Given
$\min x_1^2+2x_2^2+x_1$
s.t : $x_1+x_2\leq a$
Prove:
a)for every $a\in\mathbb{R}$ the problem has a unique solution.
b)find the optimal solution as a function of $a$.
c)let f(a)be optimal value find explict formula for f(a) and prove it is convex.
So for a) i said the the target function is strictly convex and the constrain is convex hence we have a unique optimal solution.
for b)I found that $x_1=\frac{4a-1}{6},x_2=\frac{2a+1}{6}$ (not sure if it's right)
for c) I didn't understand what i'm suppose to do.

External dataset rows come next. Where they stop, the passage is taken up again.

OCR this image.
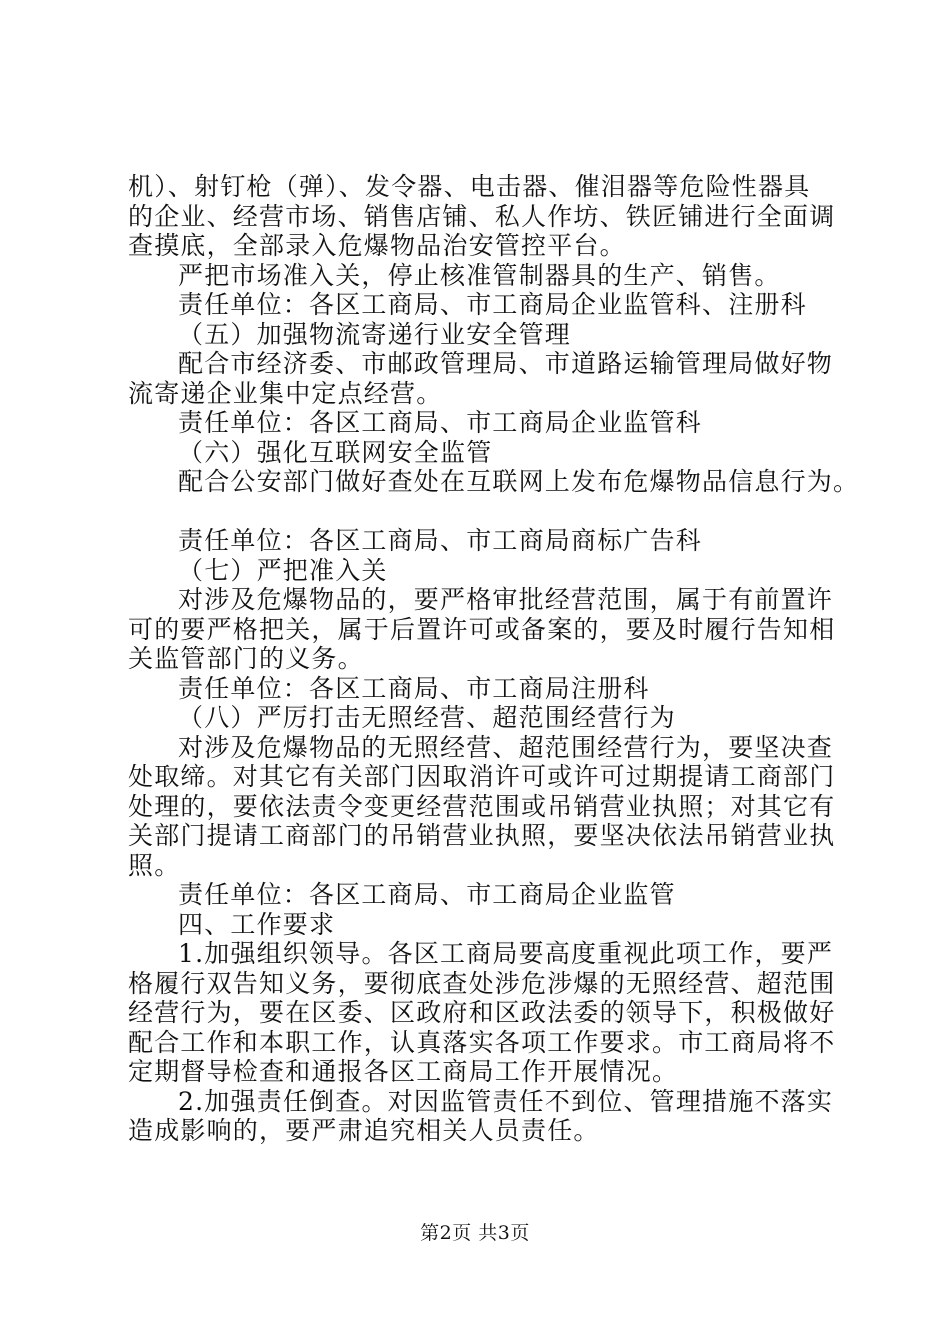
机）、射钉枪（弹）、发令器、电击器、催泪器等危险性器具
的企业、经营市场、销售店铺、私人作坊、铁匠铺进行全面调
查摸底，全部录入危爆物品治安管控平台。
严把市场准入关，停止核准管制器具的生产、销售。
责任单位：各区工商局、市工商局企业监管科、注册科
（五）加强物流寄递行业安全管理
配合市经济委、市邮政管理局、市道路运输管理局做好物
流寄递企业集中定点经营。
责任单位：各区工商局、市工商局企业监管科
（六）强化互联网安全监管
配合公安部门做好查处在互联网上发布危爆物品信息行为。
责任单位：各区工商局、市工商局商标广告科
（七）严把准入关
对涉及危爆物品的，要严格审批经营范围，属于有前置许
可的要严格把关，属于后置许可或备案的，要及时履行告知相
关监管部门的义务。
责任单位：各区工商局、市工商局注册科
（八）严厉打击无照经营、超范围经营行为
对涉及危爆物品的无照经营、超范围经营行为，要坚决查
处取缔。对其它有关部门因取消许可或许可过期提请工商部门
处理的，要依法责令变更经营范围或吊销营业执照；对其它有
关部门提请工商部门的吊销营业执照，要坚决依法吊销营业执
照。
责任单位：各区工商局、市工商局企业监管
四、工作要求
1.加强组织领导。各区工商局要高度重视此项工作，要严
格履行双告知义务，要彻底查处涉危涉爆的无照经营、超范围
经营行为，要在区委、区政府和区政法委的领导下，积极做好
配合工作和本职工作，认真落实各项工作要求。市工商局将不
定期督导检查和通报各区工商局工作开展情况。
2.加强责任倒查。对因监管责任不到位、管理措施不落实
造成影响的，要严肃追究相关人员责任。
第2页 共3页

Hints/answers will be welcome.
The function $f(a)$ is given by $$ f(a) = \max_{x_1,x_2} x_1^2 + 2x_2^2 + x_1 + \mu(x_1+x_2-a). $$ The Envelope Theorem is that you can differentiate the Lagrangian wrt the parameter of interest, then evaluate at the solution to see how the optimized solution varies with the parameter (https://en.wikipedia.org/wiki/Envelope_theorem). So $$ f'(a) = -\mu^* $$ Now, to prove convexity, you have to show that $f'(a)$ is increasing in $a$. That is equivalent to showing that the multiplier on the constraint, $\mu^*$, is increasing in $a$. If you increase $a$, you expand the choice set, and the objective must decreasing, so $\mu^*$ is decreasing in $a$. That implies $f''(a) = -D_a \mu^*(a) \ge 0$, and $f$ is convex.
Or you could plug your optimal solution back into the objective, and differentiate wrt $a$ and see what you get.